Hollande’ın “IŞİD” diye belirlediği cihatçılar düşünün ki… Paris gibi bir metropolün merkezini… Saat 21.30’dan gece yarısına dek 3 saat teslim alıyorlar.
Önce bir kafeyi tarıyorlar…
Sonra başka bir restoranı kana buluyorlar…
Eşzamanlı olarak Hollande’ın bulunduğu stadyumda bombalar patlatıyorlar…
İki başka restoranı kan banyosuna buluyorlar…
Nihayet 1500 kişilik Bataclan konser salonunu, saatlerce rehin alıyorlar.
Fransa’da bugüne dek görülen bu en kanlı eylem, çapı ve dinamiğiyle, “Mumbai saldırılarına” benzetiliyor.
2008’deki “Mumbai saldırılarında” hatırlanabileceği gibi böyle, küresel bir kentte, beş yıldızlı oteller, tanınmış bir restoran, tren istasyonu, bir polis karakolu, bir Musevi cemaati merkezi ve de iki hastane dahil olmak üzere, peşi sıra sekiz farklı merkez vurulmuştu.
O saldırılarda da son “Paris saldırıları”nda olduğu gibi çok büyük “istihbarat zaafından” bahsedilmiş; istihbarat örgütlerinin bunca kapsamlı ve geniş bir operasyonun önceden haber alamamış olmaları ciddi eleştirilere yol açmıştı.
Bu kez de işte aynı sorular soruluyor: “Fransa’ya savaş açma boyutundaki bir eylem, nasıl olur da öngörülemez?
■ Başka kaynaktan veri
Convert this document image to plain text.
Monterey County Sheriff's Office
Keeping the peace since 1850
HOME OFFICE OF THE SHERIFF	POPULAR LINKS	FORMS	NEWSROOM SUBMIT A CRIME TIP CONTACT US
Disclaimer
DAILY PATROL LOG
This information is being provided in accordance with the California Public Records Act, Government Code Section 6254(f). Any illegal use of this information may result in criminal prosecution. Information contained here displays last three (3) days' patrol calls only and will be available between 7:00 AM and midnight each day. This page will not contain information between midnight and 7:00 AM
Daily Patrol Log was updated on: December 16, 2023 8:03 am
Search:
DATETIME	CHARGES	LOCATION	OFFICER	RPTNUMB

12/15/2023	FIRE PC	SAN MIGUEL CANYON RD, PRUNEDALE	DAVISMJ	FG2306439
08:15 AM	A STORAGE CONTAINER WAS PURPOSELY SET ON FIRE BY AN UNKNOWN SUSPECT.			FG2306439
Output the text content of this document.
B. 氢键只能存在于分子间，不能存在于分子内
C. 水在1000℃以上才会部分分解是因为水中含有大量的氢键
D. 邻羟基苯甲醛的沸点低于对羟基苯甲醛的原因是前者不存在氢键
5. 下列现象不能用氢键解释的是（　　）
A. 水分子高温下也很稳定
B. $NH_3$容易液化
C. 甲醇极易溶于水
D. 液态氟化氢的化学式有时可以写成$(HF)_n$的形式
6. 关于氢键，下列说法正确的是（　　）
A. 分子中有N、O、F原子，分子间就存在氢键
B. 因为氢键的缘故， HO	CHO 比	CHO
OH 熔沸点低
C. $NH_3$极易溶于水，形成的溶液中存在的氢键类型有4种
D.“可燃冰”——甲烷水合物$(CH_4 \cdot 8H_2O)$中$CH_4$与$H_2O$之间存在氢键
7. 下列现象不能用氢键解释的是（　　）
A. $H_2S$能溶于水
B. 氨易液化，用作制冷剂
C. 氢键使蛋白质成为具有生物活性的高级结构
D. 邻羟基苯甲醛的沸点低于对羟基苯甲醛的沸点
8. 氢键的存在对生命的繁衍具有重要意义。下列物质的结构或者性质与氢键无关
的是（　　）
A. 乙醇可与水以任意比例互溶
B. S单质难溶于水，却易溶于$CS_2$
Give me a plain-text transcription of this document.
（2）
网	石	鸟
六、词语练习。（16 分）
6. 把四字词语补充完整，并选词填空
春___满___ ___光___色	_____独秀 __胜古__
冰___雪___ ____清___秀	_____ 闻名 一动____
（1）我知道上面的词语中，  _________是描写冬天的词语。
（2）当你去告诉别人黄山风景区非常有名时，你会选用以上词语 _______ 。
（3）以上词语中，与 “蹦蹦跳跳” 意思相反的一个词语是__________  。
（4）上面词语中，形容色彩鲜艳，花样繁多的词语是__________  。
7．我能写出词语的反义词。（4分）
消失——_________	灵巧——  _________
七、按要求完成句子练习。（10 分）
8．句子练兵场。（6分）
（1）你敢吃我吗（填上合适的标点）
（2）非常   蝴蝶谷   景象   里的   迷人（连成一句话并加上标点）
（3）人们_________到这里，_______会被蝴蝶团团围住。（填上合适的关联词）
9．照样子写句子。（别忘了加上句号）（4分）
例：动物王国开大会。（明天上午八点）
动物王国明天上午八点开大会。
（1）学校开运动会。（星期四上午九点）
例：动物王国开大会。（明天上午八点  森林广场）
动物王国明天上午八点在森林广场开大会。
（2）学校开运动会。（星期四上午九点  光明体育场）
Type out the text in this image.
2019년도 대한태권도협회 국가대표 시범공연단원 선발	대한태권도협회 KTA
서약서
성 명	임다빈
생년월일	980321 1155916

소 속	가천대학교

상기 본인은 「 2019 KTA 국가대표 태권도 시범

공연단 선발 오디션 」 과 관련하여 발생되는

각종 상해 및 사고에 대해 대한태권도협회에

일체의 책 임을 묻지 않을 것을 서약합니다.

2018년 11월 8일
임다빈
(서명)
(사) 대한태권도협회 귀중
Veya kısmen de olsa engellenemez” deniyor.

Türkiye’ye baskı artar
Önümüzdeki günlerde bu konular çok tartışılacak.
Tartışılan bir başka konu, “saldırıların mesajı” olacak.
“Saldırıların mesajının ilk adresi”, statyumdaki bombaların hemen dibindeki Hollande.
Charlie Hebdo günlerinde ülkeye verdiği “birlik beraberlik” mesajları ve büyük Paris yürüyüşüyle puan toplayan Hollande, son saldırıdan darbeyle çıkıyor.
Saldırının ardından yaptığı ilk TV konuşmasında sesi titreyen ve sarsılmış görülen Fransa devlet başkanı, -başta istihbarat açığı olmak üzerekontrolü elinden kaçırmış lider izlenimi yaratıyor.
Saldırının ikinci açık adresi sıradan Fransız yurttaşları.
“Markete giderken bile korkacaksınız!” tehditleriyle göz dağı veren militanlar, Ortadoğu’daki enkazın üzerinde Avrupalıların eski korunaklı yaşamlarına devam edemeyeceklerinin sinyalini veriyorlar.
Mesajların yanında Paris’in kaçınılmaz sonuçları var…
Hepsine burada yer veremeyeceğim ancak bizim açımızdan birinci dereceden önemli sonuç; Türkiye’ye IŞİD’le mücadele kapsamında konulan baskının artması olacak.
Suriye’de bir kara harekâtı bağlamında özellikle Türkiye’ye baskı artacak.
Ve nihayet G20 gündemine ekonomiden çok Paris saldırısı ile Suriye savaşı damga vuracak.  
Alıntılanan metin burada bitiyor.